Commodities exchange in Trieste, Italy

The Trieste Commodity Exchange (Borsa merci di Trieste) is a commodities exchange based in Trieste, Italy. It was founded in 1755 by Empress Maria Theresa when Trieste was part of the Habsburg Empire. It is one of the oldest commodities exchanges in the world.

== History ==
The rise of Trieste as a commercial center took place in the eighteenth century by the will of the Habsburg imperial government, during the reign of Charles VI. The ratification of the free port and the Deputation of the Court laid the foundation for the city's economic development.

In 1755, Empress Maria Theresa replaced the Deputation, dissolved a few years earlier, with Agents who could operate independently from the government.
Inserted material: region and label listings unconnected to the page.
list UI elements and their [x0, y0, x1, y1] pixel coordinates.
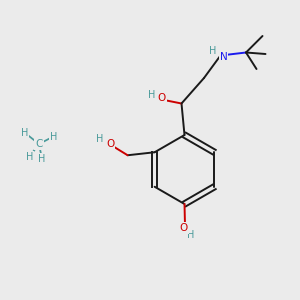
Text: H: H: [148, 90, 155, 100]
Text: H: H: [96, 134, 104, 144]
Text: H: H: [21, 128, 28, 138]
Text: H: H: [187, 230, 194, 240]
Text: H: H: [38, 154, 46, 164]
Text: H: H: [50, 131, 57, 142]
Text: H: H: [209, 46, 217, 56]
Text: C: C: [35, 139, 43, 149]
Text: H: H: [26, 152, 33, 162]
Text: O: O: [180, 223, 188, 233]
Text: N: N: [220, 52, 227, 62]
Text: O: O: [106, 139, 115, 149]
Text: O: O: [158, 93, 166, 103]
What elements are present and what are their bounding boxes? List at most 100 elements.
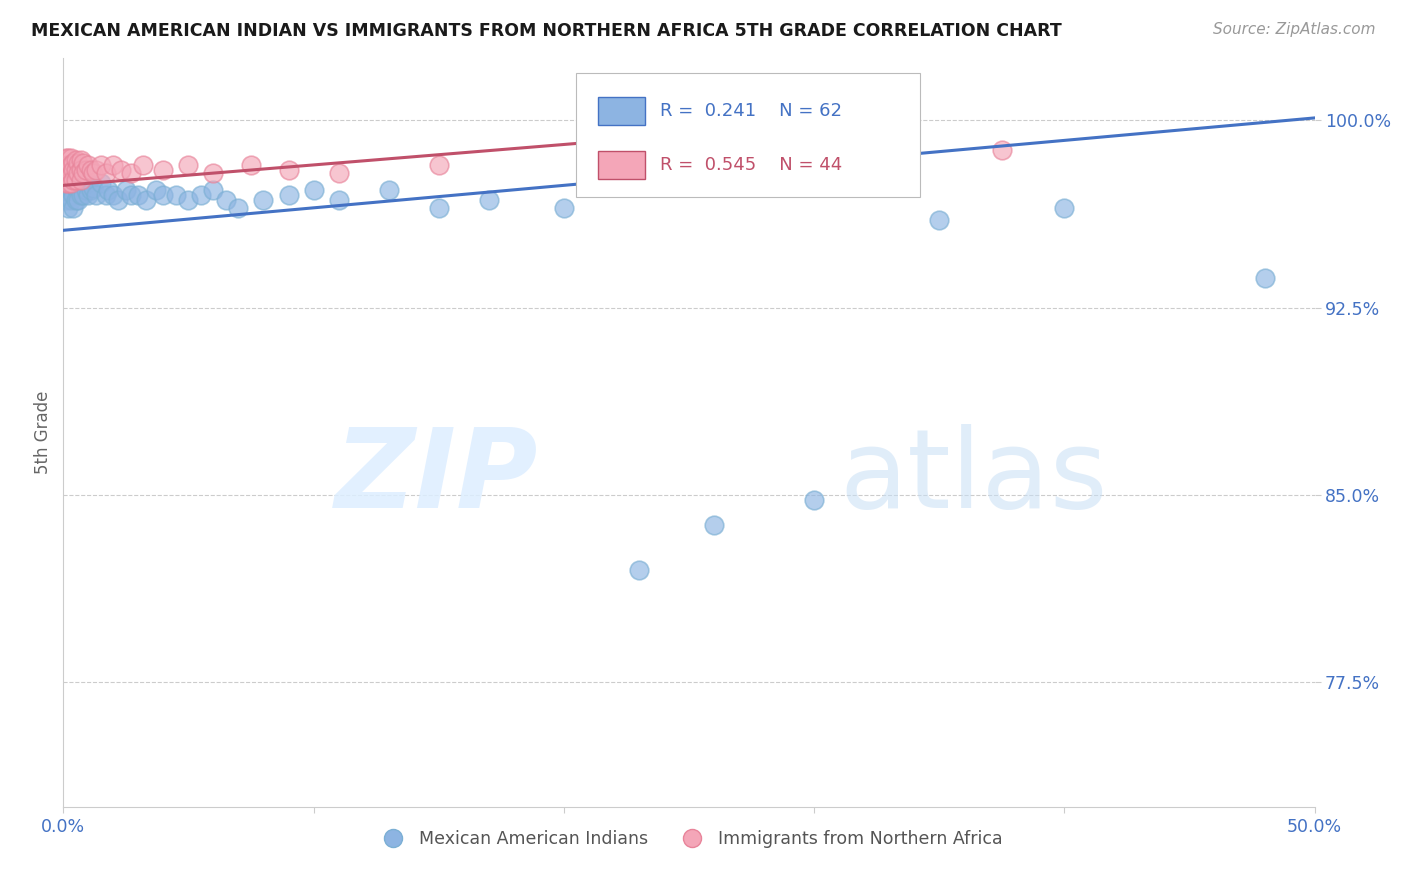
Point xyxy=(228,201,250,215)
Point xyxy=(80,183,103,197)
Point xyxy=(58,151,80,165)
Point xyxy=(65,173,87,187)
Point xyxy=(177,158,200,172)
Text: ZIP: ZIP xyxy=(335,424,538,531)
Point xyxy=(58,176,80,190)
Point xyxy=(72,188,94,202)
Point xyxy=(55,169,77,183)
Point xyxy=(82,181,104,195)
Point xyxy=(110,163,132,178)
Point xyxy=(627,563,650,577)
Point xyxy=(252,194,274,208)
Point xyxy=(190,188,212,202)
Point xyxy=(165,188,187,202)
Point xyxy=(302,183,325,197)
Point xyxy=(202,183,225,197)
Point xyxy=(135,194,157,208)
Point xyxy=(328,194,350,208)
Point xyxy=(84,163,107,178)
Text: MEXICAN AMERICAN INDIAN VS IMMIGRANTS FROM NORTHERN AFRICA 5TH GRADE CORRELATION: MEXICAN AMERICAN INDIAN VS IMMIGRANTS FR… xyxy=(31,22,1062,40)
Point xyxy=(277,188,299,202)
Point xyxy=(67,181,90,195)
Point xyxy=(239,158,263,172)
Point xyxy=(58,188,80,202)
Point xyxy=(478,194,501,208)
Point xyxy=(72,176,94,190)
Point xyxy=(59,181,82,195)
Point xyxy=(62,163,84,178)
Point xyxy=(62,188,84,202)
Text: Source: ZipAtlas.com: Source: ZipAtlas.com xyxy=(1212,22,1375,37)
Point xyxy=(59,169,82,183)
Point xyxy=(65,153,87,168)
Point xyxy=(328,166,350,180)
Point xyxy=(59,170,82,185)
Point xyxy=(1053,201,1076,215)
Point xyxy=(132,158,155,172)
Point xyxy=(77,158,100,172)
Point xyxy=(152,163,174,178)
Point xyxy=(103,188,125,202)
Point xyxy=(427,201,450,215)
Point xyxy=(62,176,84,190)
Point xyxy=(58,201,80,215)
Point xyxy=(62,173,84,187)
Point xyxy=(82,166,104,180)
Point xyxy=(928,213,950,227)
Point xyxy=(991,144,1014,158)
Point xyxy=(107,194,129,208)
Point xyxy=(145,183,167,197)
Point xyxy=(94,188,117,202)
Point xyxy=(1253,270,1275,285)
Legend: Mexican American Indians, Immigrants from Northern Africa: Mexican American Indians, Immigrants fro… xyxy=(368,823,1010,855)
Point xyxy=(55,158,77,172)
Point xyxy=(427,158,450,172)
Point xyxy=(90,176,112,190)
Point xyxy=(55,169,77,183)
Bar xyxy=(598,151,645,179)
Point xyxy=(120,166,142,180)
Point xyxy=(67,156,90,170)
Point xyxy=(215,194,238,208)
Point xyxy=(69,153,91,168)
Point xyxy=(58,176,80,190)
Text: atlas: atlas xyxy=(839,424,1108,531)
Point xyxy=(67,169,90,183)
Point xyxy=(127,188,149,202)
Point xyxy=(202,166,225,180)
Point xyxy=(115,183,138,197)
Point xyxy=(65,194,87,208)
Text: R =  0.545    N = 44: R = 0.545 N = 44 xyxy=(661,156,842,174)
Text: R =  0.241    N = 62: R = 0.241 N = 62 xyxy=(661,103,842,120)
Bar xyxy=(598,97,645,126)
Point xyxy=(58,169,80,183)
Point xyxy=(803,493,825,508)
Point xyxy=(69,188,91,202)
Point xyxy=(62,156,84,170)
Point xyxy=(55,151,77,165)
Point xyxy=(84,188,107,202)
Point xyxy=(69,176,91,190)
Point xyxy=(94,166,117,180)
Point xyxy=(72,156,94,170)
Point xyxy=(62,163,84,178)
Point xyxy=(65,163,87,178)
Y-axis label: 5th Grade: 5th Grade xyxy=(34,391,52,475)
Point xyxy=(55,183,77,197)
Point xyxy=(59,158,82,172)
Point xyxy=(67,194,90,208)
Point xyxy=(58,158,80,172)
Point xyxy=(67,166,90,180)
Point xyxy=(59,158,82,172)
Point xyxy=(59,194,82,208)
Point xyxy=(177,194,200,208)
FancyBboxPatch shape xyxy=(576,73,921,196)
Point xyxy=(77,176,100,190)
Point xyxy=(58,163,80,178)
Point xyxy=(77,188,100,202)
Point xyxy=(65,169,87,183)
Point xyxy=(55,194,77,208)
Point xyxy=(90,158,112,172)
Point xyxy=(75,163,97,178)
Point xyxy=(62,201,84,215)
Theresa simultaneously instituted the Trieste Commodity Exchange, governed by a collegiate body, then called the ‘Deputation of the Stock’.

This body was made up of six members. Its duties included management of annuities, the commodity exchange, the plant for goods delivery, storage archive business and shareholder meetings. It transmitted proposals and complaints from local merchants to the government

The Trieste Commodity Exchange contributed undertook many initiatives, the most important of which were the design, financing and construction, from 1815, of a series of marine lamps in the Adriatic Sea and the establishment in 1842 of the "Monte Civic Commercial", hereinafter referred to as "Savings Bank of Trieste".

To deal with extraordinary problems the Deputation was joined by the Consultation Exchange, consisting of forty members and elected by the merchant class. In 1853, following an 1850 law that applied to the whole empire, the Trieste Chamber of Commerce and Industry was established and the Trieste Commodity Exchange became part of it.

From 1875, the traditional function of amicable settlement of commercial disputes, carried out by the Deputation since its inception, was replaced by a legal approach: the "Arbitral Chamber" was created and remains operational as the Arbitration Board.

With the end of World War I and the passage of Trieste to the Kingdom of Italy, the Trieste Commodity Exchange and its related bodies were absorbed into similar institutions under Italian law, such as the “Commerce Exchange” that was certified to treat both goods and values under Law 1068 of 1913. After 1920 the Trieste Commodity Exchange continued to operate separately from the Trieste Stock Exchange, active until 1996, following the destinies of the Trieste economy.

==Today==
The Trieste Commodity Exchange is now in a phase of restructuring and growth, and presents itself as an instrument of exchange at national and international level to support the competitiveness of companies interested in importing or exporting their products.

The exchange offers the Excellence Exchange, with a B2X business model aimed at promoting local production and the Commodity Exchange platform for energy products with green or white certificates, with free shipping to Friuli-Venezia Giulia. The system allows the trading of new concept TMD securities.